Today’s Anzac Day. A day for remembrance and gratitude. And contemplation. Here are some of my thoughts about Anzac Day 2009:
World War I was a rotten and ignominious war. A hell. It’s called the Great War, but there was nothing great about it.
Australians fought in it only because of Australia’s subservient allegiance to Britain.
Australia wasn’t under attack, so I don’t know how my nation and I would be different had World War I not occurred.
Did Germany lose World War I only because of the influenza pandemic?
All the Anzacs are now dead.

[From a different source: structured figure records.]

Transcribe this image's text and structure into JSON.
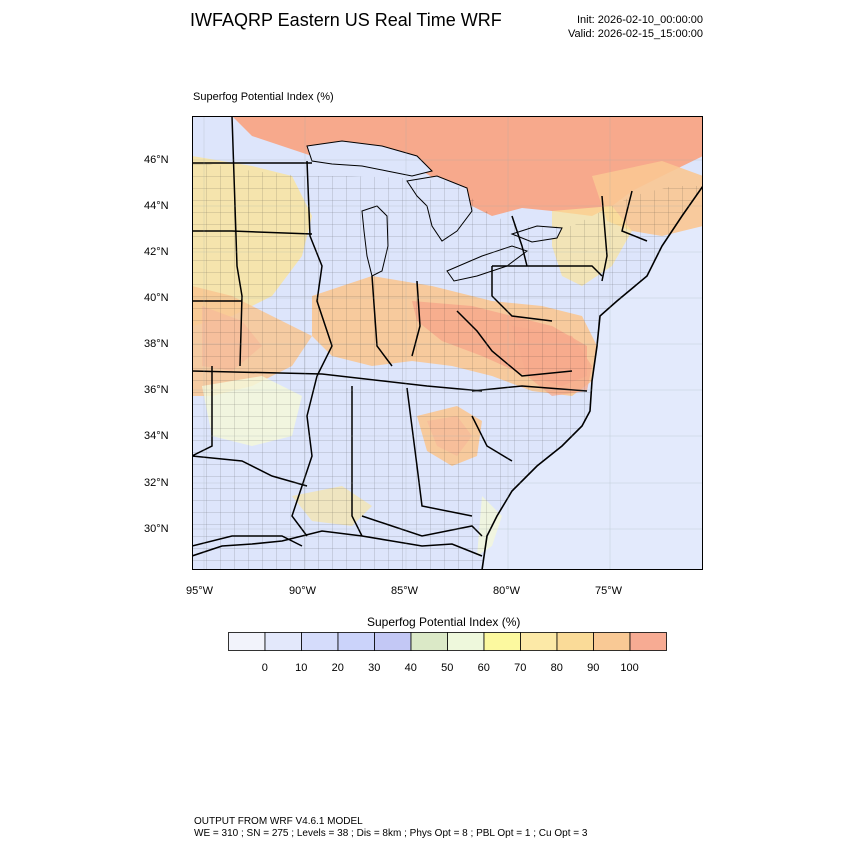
{
  "header": {
    "title": "IWFAQRP Eastern US Real Time WRF",
    "init": "Init: 2026-02-10_00:00:00",
    "valid": "Valid: 2026-02-15_15:00:00"
  },
  "map": {
    "field_label": "Superfog Potential Index   (%)",
    "lat_labels": [
      "46°N",
      "44°N",
      "42°N",
      "40°N",
      "38°N",
      "36°N",
      "34°N",
      "32°N",
      "30°N"
    ],
    "lon_labels": [
      "95°W",
      "90°W",
      "85°W",
      "80°W",
      "75°W"
    ],
    "colors": {
      "ocean": "#e3eafc",
      "high": "#f7a98c",
      "mid_high": "#f9c792",
      "mid": "#fbe49a",
      "low_mid": "#f4f8d9",
      "low": "#dde5fb",
      "boundary": "#000000"
    }
  },
  "colorbar": {
    "title": "Superfog Potential Index  (%)",
    "labels": [
      "0",
      "10",
      "20",
      "30",
      "40",
      "50",
      "60",
      "70",
      "80",
      "90",
      "100"
    ],
    "colors": [
      "#f2f3fb",
      "#e3e8fb",
      "#d5dcfb",
      "#cbd3fa",
      "#c3c8f5",
      "#dbe9c7",
      "#eef8dc",
      "#fcf99f",
      "#fce9a7",
      "#fadb98",
      "#f9c995",
      "#f7ab93"
    ]
  },
  "footer": {
    "line1": "OUTPUT FROM WRF V4.6.1 MODEL",
    "line2": "WE = 310 ; SN = 275 ; Levels = 38 ; Dis = 8km ; Phys Opt = 8 ; PBL Opt = 1 ; Cu Opt = 3"
  }
}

I can’t tell you the name of the last one to die, or the year he died.
Does the nature of Anzac Day change, or need to change, now no Anzacs are alive?
I’ve never been to an Anzac Day dawn service, and I've no ambition to attend one.
I’ve never seen the 1985 film ANZACS. And currently it’s not on my list of films to see.
The ANZACs’ Gallipoli landing, on 25 April 1915, doesn’t commemorate heroism and bravery, but rather blind obedience to negligent authority.
I don’t know how close the myth of Simpson and his donkey, is to reality.
The pilgrimage to the Anzac Day dawn service at Gallipoli evolved into a ritual on the watch of John Howard who as prime minister had the moral rectitude of a cowpat.
The Collingwood-Essendon football match is another Anzac Day ritual.
I’ve resolved to read Les Carlyon’s 2001 book Gallipoli and 2006 book The Great War before Anzac Day 2010.